Что сказал Бенедикто. Часть 1 - страница 26
– Да, оно опять заболело, тело помнит, как это было несносно, тело ничего не забывает, особенно таких потрясений.
– Откуда вы все знаете?
– Неважно, откуда знаю я, важно, что будешь делать ты.
– Куда вы ведете меня? Господин Аланд не разрешил мне покидать территорию Корпуса.
– Аландо не дорос что-либо разрешать или запрещать мне, не стоит его и слушать. Да, Вильгельм, он такой же дурак, как и ты, только на триста с лишним лет старше, но это ничего не меняет.
– Господин Аланд великий учитель, он такой замечательный, не смейте о нем так говорить.
– Господин Аланд великий засранец, но мне приятно, что ты думаешь о нем хорошо. Оттого, что он великий засранец, я люблю его не меньше, Аландо мой сын, я люблю его любым: и плохим, и хорошим, и умным, и глупым. Для любви это все не имеет никакого значения. Следовательно, и наши с тобой родственные связи тебе тоже понятны. Тебе хочется в небо, даже после того, как тебе вырвало крыло. Не надо меня бояться, не думай, что ты мне не нравишься, я не стал бы с тобой разговаривать, если бы это было так. Понимаю, тебе не будет покоя, пока ты не поднимешься в небо.
– Вы не осуждаете меня?
– Хорошо, что тебе есть до этого дело. Ты знаешь, где мы?
– Как мы здесь оказались? Это аэродром. До него два часа пути, а мы едва вышли за ворота…

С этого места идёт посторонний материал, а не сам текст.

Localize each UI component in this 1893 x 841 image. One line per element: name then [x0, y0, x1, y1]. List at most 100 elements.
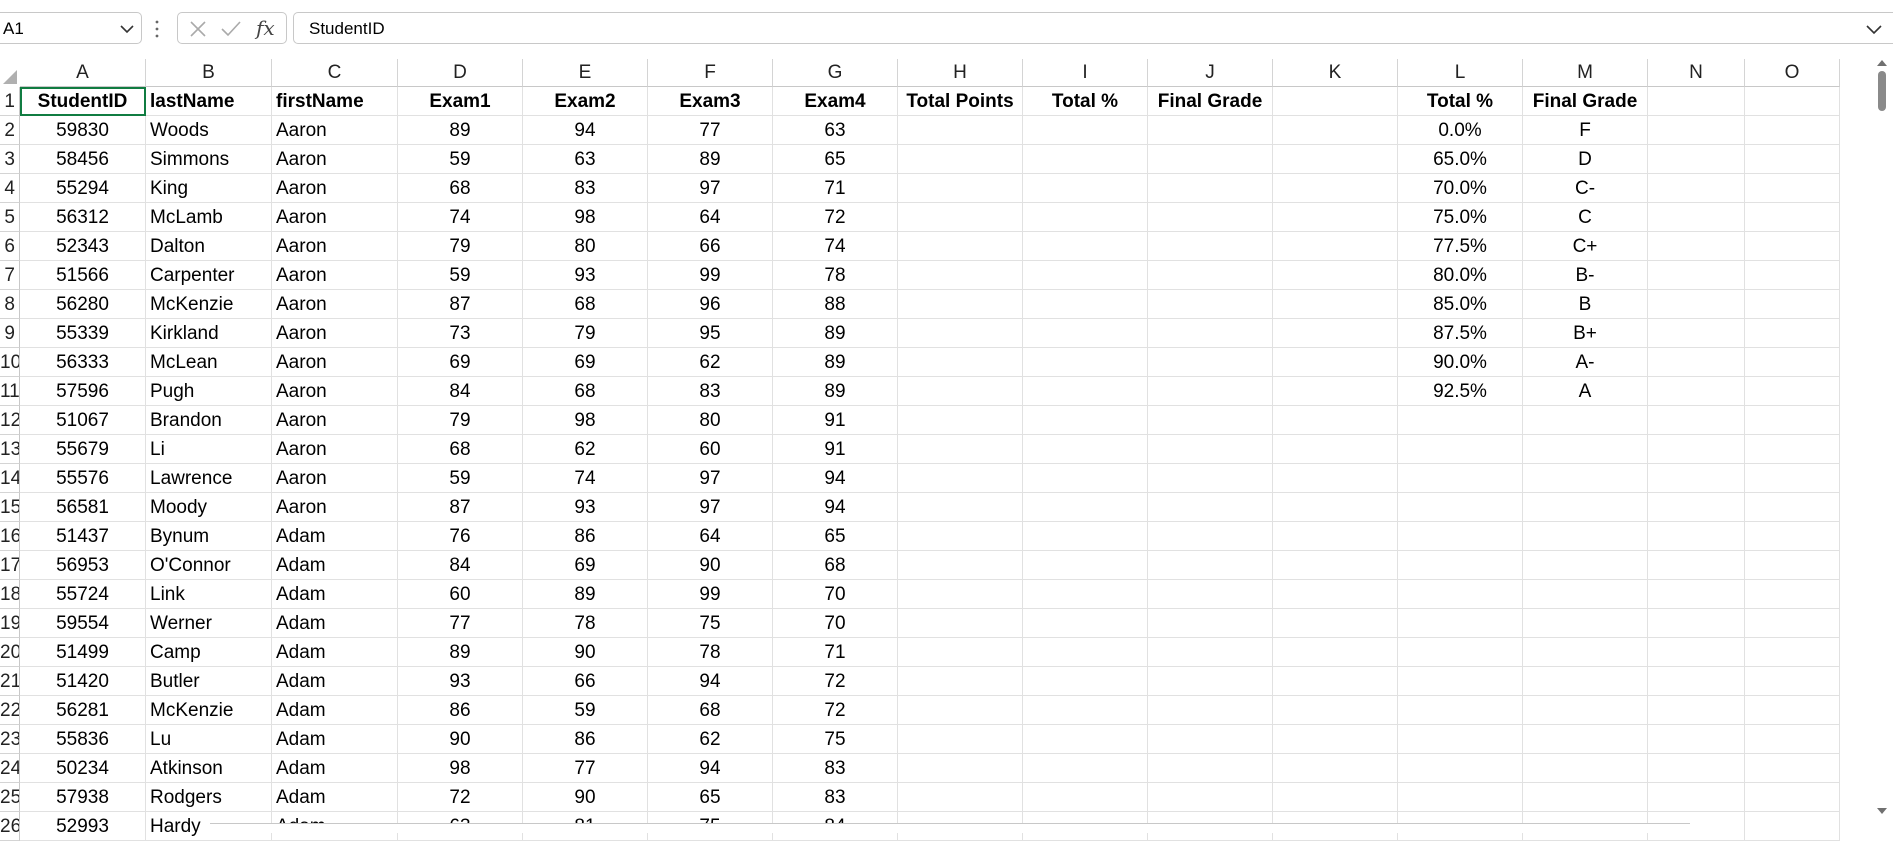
cell-k11[interactable]: [1273, 377, 1398, 406]
cell-i1[interactable]: Total %: [1023, 87, 1148, 116]
cell-e20[interactable]: 90: [523, 638, 648, 667]
cell-l22[interactable]: [1398, 696, 1523, 725]
cell-e22[interactable]: 59: [523, 696, 648, 725]
cell-a18[interactable]: 55724: [20, 580, 146, 609]
cell-l25[interactable]: [1398, 783, 1523, 812]
cell-l15[interactable]: [1398, 493, 1523, 522]
cell-h4[interactable]: [898, 174, 1023, 203]
cell-f3[interactable]: 89: [648, 145, 773, 174]
cell-f24[interactable]: 94: [648, 754, 773, 783]
cell-d14[interactable]: 59: [398, 464, 523, 493]
cell-j9[interactable]: [1148, 319, 1273, 348]
cell-m5[interactable]: C: [1523, 203, 1648, 232]
cell-m11[interactable]: A: [1523, 377, 1648, 406]
cell-m20[interactable]: [1523, 638, 1648, 667]
cell-g9[interactable]: 89: [773, 319, 898, 348]
cell-m15[interactable]: [1523, 493, 1648, 522]
cell-n6[interactable]: [1648, 232, 1745, 261]
column-header-l[interactable]: L: [1398, 59, 1523, 87]
cell-k15[interactable]: [1273, 493, 1398, 522]
cell-e17[interactable]: 69: [523, 551, 648, 580]
cell-j21[interactable]: [1148, 667, 1273, 696]
cell-e8[interactable]: 68: [523, 290, 648, 319]
cell-i19[interactable]: [1023, 609, 1148, 638]
cell-j12[interactable]: [1148, 406, 1273, 435]
cell-b18[interactable]: Link: [146, 580, 272, 609]
cell-c8[interactable]: Aaron: [272, 290, 398, 319]
cell-e11[interactable]: 68: [523, 377, 648, 406]
cell-i4[interactable]: [1023, 174, 1148, 203]
cell-g18[interactable]: 70: [773, 580, 898, 609]
cell-m9[interactable]: B+: [1523, 319, 1648, 348]
row-header-8[interactable]: 8: [0, 290, 20, 319]
cell-k10[interactable]: [1273, 348, 1398, 377]
row-header-22[interactable]: 22: [0, 696, 20, 725]
cell-c20[interactable]: Adam: [272, 638, 398, 667]
cell-n11[interactable]: [1648, 377, 1745, 406]
cell-g25[interactable]: 83: [773, 783, 898, 812]
row-header-23[interactable]: 23: [0, 725, 20, 754]
cell-c19[interactable]: Adam: [272, 609, 398, 638]
cell-n2[interactable]: [1648, 116, 1745, 145]
cell-k9[interactable]: [1273, 319, 1398, 348]
column-header-b[interactable]: B: [146, 59, 272, 87]
cell-j25[interactable]: [1148, 783, 1273, 812]
cell-h17[interactable]: [898, 551, 1023, 580]
cell-i16[interactable]: [1023, 522, 1148, 551]
cell-f8[interactable]: 96: [648, 290, 773, 319]
cell-g5[interactable]: 72: [773, 203, 898, 232]
cell-f1[interactable]: Exam3: [648, 87, 773, 116]
cell-d13[interactable]: 68: [398, 435, 523, 464]
column-header-a[interactable]: A: [20, 59, 146, 87]
cell-k17[interactable]: [1273, 551, 1398, 580]
cell-b8[interactable]: McKenzie: [146, 290, 272, 319]
cell-b3[interactable]: Simmons: [146, 145, 272, 174]
cell-e2[interactable]: 94: [523, 116, 648, 145]
cell-c2[interactable]: Aaron: [272, 116, 398, 145]
cell-h9[interactable]: [898, 319, 1023, 348]
cell-d11[interactable]: 84: [398, 377, 523, 406]
cell-e10[interactable]: 69: [523, 348, 648, 377]
cell-e12[interactable]: 98: [523, 406, 648, 435]
cell-b20[interactable]: Camp: [146, 638, 272, 667]
cell-o25[interactable]: [1745, 783, 1840, 812]
cell-a22[interactable]: 56281: [20, 696, 146, 725]
cell-h23[interactable]: [898, 725, 1023, 754]
cell-l9[interactable]: 87.5%: [1398, 319, 1523, 348]
cell-l4[interactable]: 70.0%: [1398, 174, 1523, 203]
cell-f20[interactable]: 78: [648, 638, 773, 667]
cell-a26[interactable]: 52993: [20, 812, 146, 841]
cell-n13[interactable]: [1648, 435, 1745, 464]
row-header-5[interactable]: 5: [0, 203, 20, 232]
cell-n12[interactable]: [1648, 406, 1745, 435]
cell-h20[interactable]: [898, 638, 1023, 667]
cell-j11[interactable]: [1148, 377, 1273, 406]
cell-d12[interactable]: 79: [398, 406, 523, 435]
cell-i12[interactable]: [1023, 406, 1148, 435]
cell-n20[interactable]: [1648, 638, 1745, 667]
row-header-17[interactable]: 17: [0, 551, 20, 580]
cell-n16[interactable]: [1648, 522, 1745, 551]
cell-c11[interactable]: Aaron: [272, 377, 398, 406]
cell-d20[interactable]: 89: [398, 638, 523, 667]
cell-a12[interactable]: 51067: [20, 406, 146, 435]
cell-c3[interactable]: Aaron: [272, 145, 398, 174]
cell-l24[interactable]: [1398, 754, 1523, 783]
column-header-n[interactable]: N: [1648, 59, 1745, 87]
cell-a19[interactable]: 59554: [20, 609, 146, 638]
cell-f22[interactable]: 68: [648, 696, 773, 725]
cell-i14[interactable]: [1023, 464, 1148, 493]
cell-o6[interactable]: [1745, 232, 1840, 261]
cell-i25[interactable]: [1023, 783, 1148, 812]
cell-h5[interactable]: [898, 203, 1023, 232]
cell-o13[interactable]: [1745, 435, 1840, 464]
cell-j3[interactable]: [1148, 145, 1273, 174]
cell-f23[interactable]: 62: [648, 725, 773, 754]
cell-n23[interactable]: [1648, 725, 1745, 754]
cell-l2[interactable]: 0.0%: [1398, 116, 1523, 145]
insert-function-icon[interactable]: fx: [256, 16, 275, 40]
cell-c12[interactable]: Aaron: [272, 406, 398, 435]
cell-j23[interactable]: [1148, 725, 1273, 754]
cell-o23[interactable]: [1745, 725, 1840, 754]
cell-k7[interactable]: [1273, 261, 1398, 290]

– Где ты тут увидел ворота? А вот и твои самолеты, ужасные, непригодные к полету приспособления. Даже вид их, лишенных кожи и мяса птичьих остовов, грубо сколоченных из фанеры, говорит, что это машины для гибели. Тебе нравится?
– Они летают, я видел.
– Ну, полетай.
– Я не умею ими управлять.
– Летчик умеет, он так думает.
– Он меня ни за что не возьмет, самолёт одноместный.
– Пустяки, Вильгельм.
Кох ощутил то, что всегда ощущал во сне, когда его тело становилось телом чайки, ястреба или орла. Сейчас он осознавал себя собой, и в то же время он был другим человеком, с другим и своим сознанием одновременно. Это он садился в самолет, рука в кожаной перчатке легла на рычаг, машина задрожала и побежала по полю. Тело ощущало покой человека, управлявшего самолетом, и беспокойство самого Коха. Машина оторвалась от земли, ликование полета охватило Коха, и в то же время он чувствовал ненужные толчки, нестабильность положения в воздушном потоке. Летчик пошел на снижение, мозг Коха автоматически просчитывал угол наклона крыла, но ветер у земли вносил коррективы. Рука первого ошибалась, Кох чувствовал неизбежность падения и не мог преодолеть его самоуверенной глухоты. Этого решительного удара ветра в крыло еще не последовало, летчик не чувствовал его приближения, а Кох чувствовал, горло сдавило бессильным проклятьем.
Самолет качнулся, как от пощечины, и повалился боком, потеряв управление. Кох опомнился в своей комнате. Глянул на чертеж, смял его, он хотел нарисовать другое, а рисовал, оказывается, увиденную в небе фанеру-убийцу. Плечо болело, правой рукой Кох придерживал его. Хорошо, что он был один, потому что он тяжело и резко дышал, никакого старика и аэродрома не было, это его вечные сны.
Кох долго ходил по комнате, пытаясь отдышаться, потом сидел в оцепенении. Как ни странно, но от этих снов помогал только сон, крепкий и беспробудный. Наверное, он переутомился, он совсем отвык спать. Вильгельм лёг, пытаясь поудобнее пристроить болевшее плечо, только спать не хотелось, глаза упрямо открывались и смотрели в потолок.